Während eines Polizeieinsatzes nach einem Fußballspiel in München im Jahr 2007 soll es zu gewaltsamen Übergriffen durch Beamte gekommen sein. Eine ausreichende Untersuchung der Vorfälle seitens der zuständigen Behörde habe indes nie stattgefunden, erklärte der Europäische Gerichtshof für Menschenrechte (EGMR) am Donnerstag und verurteilte die Bundesrepublik Deutschland zu einer Entschädigung zweier Fans (Urt. v. 09.11.2017, Az. 47274/15).
Die beiden Antragsteller hatten am 9. Dezember 2007 im Grünwalder Stadion in München das Amateurfußballspiel der beiden Lokalrivalen FC Bayern und TSV 1860 München verfolgt und monierten vor dem EGMR, sie seien beim dort stattfindenden Polizeieinsatz Opfer von grundloser Gewalt durch die Beamten geworden.
Über 200 Polizisten waren dort wegen vermuteter Ausschreitungen durch Anhänger der beiden Vereine im Einsatz gewesen und hatten die Fangruppe der Beschwerdeführer nach Spielende für 15 Minuten in ihrem Block zurückgehalten, um ein Aufeinandertreffen mit gegnerischen Fans zu vermeiden - ein bei derartigen Spielen nicht ungewöhnlicher Vorgang.
Ermittlungen mehrfach eingestellt
Als die Gruppe schließlich ihren Fanblock verlassen durfte, sollen Polizisten eine Gruppe von Fans beim Verlassen des Stadions ohne ersichtlichen Grund mit ihren Schlagstöcken attackiert haben.
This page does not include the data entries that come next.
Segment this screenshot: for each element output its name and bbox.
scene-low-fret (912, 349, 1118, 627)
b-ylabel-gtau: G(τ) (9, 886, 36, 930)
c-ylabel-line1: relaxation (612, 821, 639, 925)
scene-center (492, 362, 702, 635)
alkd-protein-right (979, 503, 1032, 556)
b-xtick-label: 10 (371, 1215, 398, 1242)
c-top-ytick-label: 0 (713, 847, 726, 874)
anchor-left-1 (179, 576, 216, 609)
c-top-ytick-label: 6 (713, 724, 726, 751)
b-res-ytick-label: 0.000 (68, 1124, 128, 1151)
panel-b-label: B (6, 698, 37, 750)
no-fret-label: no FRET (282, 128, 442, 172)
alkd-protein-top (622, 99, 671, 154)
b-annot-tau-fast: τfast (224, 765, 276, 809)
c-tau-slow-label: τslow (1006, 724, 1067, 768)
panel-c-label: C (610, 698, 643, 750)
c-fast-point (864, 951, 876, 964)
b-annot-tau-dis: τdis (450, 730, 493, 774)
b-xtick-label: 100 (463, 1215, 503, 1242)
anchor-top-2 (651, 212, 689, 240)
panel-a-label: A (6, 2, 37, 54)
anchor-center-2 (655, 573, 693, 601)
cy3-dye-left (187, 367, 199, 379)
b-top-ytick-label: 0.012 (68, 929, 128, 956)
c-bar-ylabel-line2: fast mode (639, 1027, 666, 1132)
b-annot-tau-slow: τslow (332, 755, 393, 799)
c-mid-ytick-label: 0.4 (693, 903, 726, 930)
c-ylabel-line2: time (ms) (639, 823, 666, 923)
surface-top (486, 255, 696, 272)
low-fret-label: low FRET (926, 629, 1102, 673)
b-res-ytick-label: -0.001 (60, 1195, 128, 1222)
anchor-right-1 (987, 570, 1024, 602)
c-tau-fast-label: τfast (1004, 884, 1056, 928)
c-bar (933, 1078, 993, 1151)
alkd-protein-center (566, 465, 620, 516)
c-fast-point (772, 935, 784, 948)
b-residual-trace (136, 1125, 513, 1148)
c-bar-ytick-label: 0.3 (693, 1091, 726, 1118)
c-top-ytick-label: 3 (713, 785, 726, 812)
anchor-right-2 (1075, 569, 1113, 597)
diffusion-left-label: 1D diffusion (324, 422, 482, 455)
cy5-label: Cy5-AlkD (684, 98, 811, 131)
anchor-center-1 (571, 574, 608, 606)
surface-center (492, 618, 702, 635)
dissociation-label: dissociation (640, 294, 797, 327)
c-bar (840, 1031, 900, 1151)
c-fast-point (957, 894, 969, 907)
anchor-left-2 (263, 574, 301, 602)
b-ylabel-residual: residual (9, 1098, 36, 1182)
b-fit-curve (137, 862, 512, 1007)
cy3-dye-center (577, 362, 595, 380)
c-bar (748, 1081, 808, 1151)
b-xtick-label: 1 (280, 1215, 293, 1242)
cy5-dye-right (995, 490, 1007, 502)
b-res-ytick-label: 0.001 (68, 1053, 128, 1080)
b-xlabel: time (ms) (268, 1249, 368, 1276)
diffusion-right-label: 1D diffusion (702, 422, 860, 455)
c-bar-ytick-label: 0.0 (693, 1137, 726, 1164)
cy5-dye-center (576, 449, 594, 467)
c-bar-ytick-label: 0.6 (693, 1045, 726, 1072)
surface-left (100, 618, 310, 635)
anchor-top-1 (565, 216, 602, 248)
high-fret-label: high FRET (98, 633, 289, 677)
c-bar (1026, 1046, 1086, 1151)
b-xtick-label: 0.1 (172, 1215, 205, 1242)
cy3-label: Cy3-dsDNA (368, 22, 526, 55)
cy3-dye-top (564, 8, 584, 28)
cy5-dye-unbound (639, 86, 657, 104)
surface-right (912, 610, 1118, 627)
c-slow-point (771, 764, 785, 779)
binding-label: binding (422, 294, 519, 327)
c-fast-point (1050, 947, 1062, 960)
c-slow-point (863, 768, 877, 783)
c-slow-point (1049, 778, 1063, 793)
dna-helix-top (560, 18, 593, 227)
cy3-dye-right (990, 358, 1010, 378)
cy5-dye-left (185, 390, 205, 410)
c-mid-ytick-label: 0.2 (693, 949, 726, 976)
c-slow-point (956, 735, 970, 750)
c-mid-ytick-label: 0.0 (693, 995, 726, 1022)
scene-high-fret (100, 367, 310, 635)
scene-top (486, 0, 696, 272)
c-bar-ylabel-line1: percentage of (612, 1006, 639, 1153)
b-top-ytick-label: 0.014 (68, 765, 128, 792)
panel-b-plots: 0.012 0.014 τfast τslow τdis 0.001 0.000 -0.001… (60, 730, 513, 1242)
Ohne Vorwarnung sei er von einem Beamten gegen den Kopf geschlagen worden, erklärte einer der Männer vor den Straßburger Richtern. Der Schlag soll eine blutende Wunde verursachte haben, die danach von einem Sanitäter vor Ort versorgt und später im Krankenhaus weiter behandelt worden sein soll.
Der andere Fußballfan trug vor, ein Polizist habe ihn vor dem Verlassen des Stadions an der Schulter gepackt und ihm aus nächster Nähe Pfefferspray ins Gesicht gesprüht. Daraufhin sei er zu Boden gegangen und anschließend mit einem Schlagstock auf den Arm geprügelt worden.
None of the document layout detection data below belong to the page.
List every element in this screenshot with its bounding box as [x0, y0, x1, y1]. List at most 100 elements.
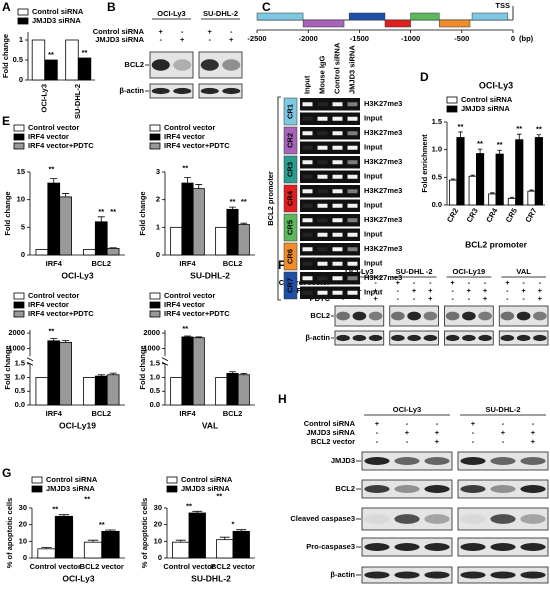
legend-swatch — [446, 105, 458, 113]
x-tick-label: BCL2 vector — [80, 562, 124, 571]
bar — [37, 548, 56, 559]
x-tick-label: IRF4 — [179, 409, 196, 418]
condition-sign: - — [413, 278, 416, 287]
condition-sign: - — [413, 294, 416, 303]
blot-band — [520, 514, 546, 524]
blot-band — [516, 311, 531, 321]
gel-lane-row — [300, 170, 360, 183]
legend-label: IRF4 vector — [164, 300, 205, 309]
promoter-region — [410, 12, 440, 21]
row-label: Input — [364, 143, 383, 152]
blot-panel — [149, 83, 194, 99]
x-tick-label: IRF4 — [46, 259, 63, 268]
gel-lane-row — [300, 257, 360, 270]
significance: ** — [186, 501, 192, 510]
condition-sign: + — [375, 419, 380, 428]
gel-band — [347, 203, 358, 208]
error-bar — [184, 177, 191, 184]
blot-band — [520, 457, 546, 465]
gel-band — [347, 247, 358, 252]
gel-band — [332, 174, 343, 179]
chart-title: OCI-Ly3 — [479, 80, 513, 90]
gel-band — [302, 160, 313, 165]
gel-band — [347, 160, 358, 165]
condition-sign: - — [436, 419, 439, 428]
legend-swatch — [13, 142, 25, 150]
blot-panel — [457, 479, 549, 499]
region-tag — [283, 213, 298, 242]
gel-lane-row — [300, 112, 360, 125]
legend-label: JMJD3 siRNA — [461, 104, 510, 113]
y-axis-label: Fold change — [138, 345, 147, 389]
axis-break — [161, 357, 169, 362]
row-label: H3K27me3 — [364, 99, 402, 108]
region-tag — [283, 184, 298, 213]
legend-label: Control siRNA — [181, 475, 233, 484]
blot-band — [151, 87, 170, 95]
error-bar — [529, 189, 534, 192]
blot-band — [364, 485, 390, 493]
gel-band — [302, 276, 313, 281]
blot-band — [424, 457, 450, 465]
legend-label: JMJD3 siRNA — [181, 484, 230, 493]
gel-band — [317, 218, 328, 223]
y-tick-label: 2000 — [143, 328, 160, 337]
gel-lane-row — [300, 127, 360, 140]
gel-band — [332, 290, 343, 295]
condition-sign: - — [532, 419, 535, 428]
error-bar — [105, 529, 116, 532]
gel-band — [347, 218, 358, 223]
blot-panel — [198, 83, 243, 99]
group-label: SU-DHL-2 — [203, 9, 238, 18]
bar — [83, 541, 103, 559]
condition-sign: + — [428, 294, 433, 303]
legend-swatch — [17, 17, 29, 25]
x-tick-label: CR2 — [445, 206, 460, 224]
x-axis-label: SU-DHL-2 — [191, 573, 231, 583]
condition-sign: - — [472, 437, 475, 446]
condition-sign: - — [506, 294, 509, 303]
protein-label: Cleaved caspase3 — [290, 514, 355, 523]
bar — [507, 197, 516, 206]
condition-sign: + — [428, 286, 433, 295]
column-label: JMJD3 siRNA — [347, 45, 356, 94]
legend-swatch — [13, 310, 25, 318]
promoter-region — [302, 19, 345, 28]
legend-swatch — [166, 476, 178, 484]
blot-band — [520, 543, 546, 551]
y-tick-label: 0 — [21, 250, 25, 259]
bar — [94, 221, 108, 256]
gel-band — [317, 131, 328, 136]
x-tick-label: OCI-Ly3 — [40, 84, 49, 112]
y-axis-label: Fold enrichment — [420, 134, 429, 193]
condition-sign: + — [467, 286, 472, 295]
error-bar — [490, 192, 495, 194]
x-tick-label: Control vector — [30, 562, 81, 571]
x-tick-label: IRF4 — [46, 409, 63, 418]
y-tick-label: 1.5 — [15, 359, 25, 368]
region-label: CR6 — [285, 249, 294, 264]
blot-band — [460, 543, 486, 551]
error-bar — [192, 510, 203, 513]
y-tick-label: 1000 — [143, 344, 160, 353]
group-label: SU-DHL-2 — [486, 405, 521, 414]
legend-label: JMJD3 siRNA — [32, 16, 81, 25]
gel-band — [302, 290, 313, 295]
y-tick-label: 0 — [19, 75, 23, 84]
condition-sign: + — [435, 428, 440, 437]
significance: ** — [52, 505, 58, 514]
row-label: H3K27me3 — [364, 157, 402, 166]
bar — [515, 139, 524, 206]
gel-lane-row — [300, 272, 360, 285]
gel-band — [317, 290, 328, 295]
promoter-region — [439, 19, 471, 28]
legend-label: IRF4 vector — [28, 132, 69, 141]
bar — [35, 249, 49, 256]
condition-sign: - — [502, 419, 505, 428]
gel-band — [302, 116, 313, 121]
legend-swatch — [149, 124, 161, 132]
axis-tick-label: -500 — [454, 34, 469, 43]
legend-label: Control vector — [28, 291, 79, 300]
gel-band — [347, 189, 358, 194]
bar — [232, 530, 250, 559]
Nachdem Medienberichte die Vorfälle thematisiert hatten, eröffnete die Staatsanwaltschaft München im Januar 2008 ein Verfahren wegen des Verdachts der Körperverletzung im Amt durch die eingesetzten Polizisten.
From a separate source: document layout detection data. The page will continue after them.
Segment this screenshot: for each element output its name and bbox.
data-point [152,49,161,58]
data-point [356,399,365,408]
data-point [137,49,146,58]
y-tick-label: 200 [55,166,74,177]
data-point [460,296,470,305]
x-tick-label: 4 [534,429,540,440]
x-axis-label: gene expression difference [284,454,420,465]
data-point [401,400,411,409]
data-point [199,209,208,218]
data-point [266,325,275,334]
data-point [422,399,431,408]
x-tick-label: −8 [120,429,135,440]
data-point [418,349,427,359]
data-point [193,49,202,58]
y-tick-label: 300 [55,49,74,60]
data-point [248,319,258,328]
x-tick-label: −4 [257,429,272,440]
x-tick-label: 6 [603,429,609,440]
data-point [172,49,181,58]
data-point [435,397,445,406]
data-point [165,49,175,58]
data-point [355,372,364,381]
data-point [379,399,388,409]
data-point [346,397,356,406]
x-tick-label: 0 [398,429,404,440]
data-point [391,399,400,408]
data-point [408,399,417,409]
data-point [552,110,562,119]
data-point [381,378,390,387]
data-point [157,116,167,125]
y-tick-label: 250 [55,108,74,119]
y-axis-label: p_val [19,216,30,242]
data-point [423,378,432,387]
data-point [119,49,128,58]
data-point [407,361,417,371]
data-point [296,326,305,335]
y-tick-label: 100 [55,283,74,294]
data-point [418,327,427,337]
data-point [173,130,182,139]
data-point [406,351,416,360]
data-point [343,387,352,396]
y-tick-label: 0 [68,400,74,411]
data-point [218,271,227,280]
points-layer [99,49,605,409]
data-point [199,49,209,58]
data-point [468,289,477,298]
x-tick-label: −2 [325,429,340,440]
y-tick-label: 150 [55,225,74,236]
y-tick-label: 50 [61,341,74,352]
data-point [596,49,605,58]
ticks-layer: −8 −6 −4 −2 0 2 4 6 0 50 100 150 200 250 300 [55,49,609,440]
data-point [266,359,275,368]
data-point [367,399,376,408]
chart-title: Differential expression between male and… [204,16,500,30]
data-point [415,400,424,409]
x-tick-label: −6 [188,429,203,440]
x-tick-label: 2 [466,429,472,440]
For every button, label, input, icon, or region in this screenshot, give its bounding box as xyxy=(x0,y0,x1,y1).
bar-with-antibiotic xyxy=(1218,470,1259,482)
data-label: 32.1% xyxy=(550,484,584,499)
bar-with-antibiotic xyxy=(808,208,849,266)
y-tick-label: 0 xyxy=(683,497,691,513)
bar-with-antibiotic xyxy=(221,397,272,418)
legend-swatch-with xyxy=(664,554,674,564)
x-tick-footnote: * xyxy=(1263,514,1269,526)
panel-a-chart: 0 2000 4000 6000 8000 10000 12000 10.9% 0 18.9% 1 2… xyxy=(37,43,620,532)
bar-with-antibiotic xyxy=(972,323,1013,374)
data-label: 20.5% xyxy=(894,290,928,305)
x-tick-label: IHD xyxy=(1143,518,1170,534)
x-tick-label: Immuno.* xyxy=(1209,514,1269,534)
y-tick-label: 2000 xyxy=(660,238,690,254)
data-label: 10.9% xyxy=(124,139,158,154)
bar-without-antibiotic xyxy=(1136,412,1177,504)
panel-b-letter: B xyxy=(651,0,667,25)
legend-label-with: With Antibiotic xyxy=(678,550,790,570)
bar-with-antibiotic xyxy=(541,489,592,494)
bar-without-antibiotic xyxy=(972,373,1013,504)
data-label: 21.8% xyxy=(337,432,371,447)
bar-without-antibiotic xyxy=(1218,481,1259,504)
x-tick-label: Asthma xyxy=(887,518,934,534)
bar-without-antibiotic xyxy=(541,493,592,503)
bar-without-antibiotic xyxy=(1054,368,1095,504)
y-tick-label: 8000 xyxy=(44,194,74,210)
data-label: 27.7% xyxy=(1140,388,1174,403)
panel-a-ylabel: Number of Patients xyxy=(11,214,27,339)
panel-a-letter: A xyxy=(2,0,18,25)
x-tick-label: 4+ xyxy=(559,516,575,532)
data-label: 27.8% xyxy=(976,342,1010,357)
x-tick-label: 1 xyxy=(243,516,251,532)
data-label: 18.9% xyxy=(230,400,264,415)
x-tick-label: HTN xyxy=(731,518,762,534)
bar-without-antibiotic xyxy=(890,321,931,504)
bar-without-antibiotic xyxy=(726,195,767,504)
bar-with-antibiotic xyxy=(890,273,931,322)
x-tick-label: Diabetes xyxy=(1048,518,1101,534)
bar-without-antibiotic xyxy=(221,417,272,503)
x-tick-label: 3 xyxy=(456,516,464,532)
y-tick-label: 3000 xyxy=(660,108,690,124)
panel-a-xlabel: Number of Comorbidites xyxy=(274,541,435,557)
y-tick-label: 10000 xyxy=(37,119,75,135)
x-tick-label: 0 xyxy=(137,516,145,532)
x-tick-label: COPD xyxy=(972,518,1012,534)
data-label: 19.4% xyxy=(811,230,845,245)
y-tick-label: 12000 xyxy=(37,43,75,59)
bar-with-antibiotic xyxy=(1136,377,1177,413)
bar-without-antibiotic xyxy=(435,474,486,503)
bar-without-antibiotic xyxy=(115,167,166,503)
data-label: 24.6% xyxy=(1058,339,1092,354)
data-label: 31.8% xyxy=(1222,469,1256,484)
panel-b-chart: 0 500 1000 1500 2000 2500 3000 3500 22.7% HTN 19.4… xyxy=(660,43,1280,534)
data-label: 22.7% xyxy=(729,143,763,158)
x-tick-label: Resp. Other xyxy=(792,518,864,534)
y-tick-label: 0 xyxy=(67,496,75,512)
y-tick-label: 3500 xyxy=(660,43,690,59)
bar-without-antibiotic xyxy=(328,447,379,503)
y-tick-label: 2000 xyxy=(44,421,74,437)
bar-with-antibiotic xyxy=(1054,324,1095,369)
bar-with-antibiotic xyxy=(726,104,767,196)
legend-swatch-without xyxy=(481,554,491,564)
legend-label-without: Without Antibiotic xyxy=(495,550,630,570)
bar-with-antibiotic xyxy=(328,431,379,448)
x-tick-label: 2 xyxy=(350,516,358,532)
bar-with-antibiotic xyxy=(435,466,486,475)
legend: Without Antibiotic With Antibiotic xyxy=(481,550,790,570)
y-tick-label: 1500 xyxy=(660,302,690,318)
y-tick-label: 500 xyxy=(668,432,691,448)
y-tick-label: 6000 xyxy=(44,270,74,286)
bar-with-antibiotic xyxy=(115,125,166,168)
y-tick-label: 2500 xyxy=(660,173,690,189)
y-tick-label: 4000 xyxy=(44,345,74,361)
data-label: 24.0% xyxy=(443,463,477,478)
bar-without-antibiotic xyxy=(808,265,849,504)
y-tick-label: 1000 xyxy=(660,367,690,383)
Videomaterial des Einsatzes lückenhaft
Zweimal wurden die Ermittlungen daraufhin eingestellt: Zunächst hieß es, es sei zwar zu Gewaltanwendung durch Polizisten gekommen, doch die Beamten, die keine sichtbare Kennzeichnung getragen hatten, seien nicht zu identifizieren gewesen. Auf Beschwerde eines Fananwalts hin wurde das Verfahren im Oktober 2008 wieder aufgerollt, später aber mit der Begründung eingestellt, die Beamten hätten die Schlagstöcke nur zur Abwehr aggressiver Fans eingesetzt. Schließlich schaltete sich auch die Generalstaatsanwaltschaft ein und forderte weitere Aufklärung des Falles, billigte aber am Ende die Einstellung des Ermittlungsverfahrens.
Zweifel an den Ermittlungen waren auch deshalb aufgekommen, weil sie von der gleichen Polizeibehörde durchgeführt wurden, der auch der Einsatztrupp angehörte, gegen dessen Beamte ermittelt werden sollte. Zudem existierten Videoaufnahmen des Einsatzes. Zu Zwecken der Beweissicherung werden bei Einsätzen wie dem im Grünwalder Fußballstadion von der Polizei oft mit Videokameras ausgerüstete Beamte mitgeschickt, die das Vorgehen dokumentieren. Damit sollte die Aufklärung ein Leichtes sein, könnte man denken.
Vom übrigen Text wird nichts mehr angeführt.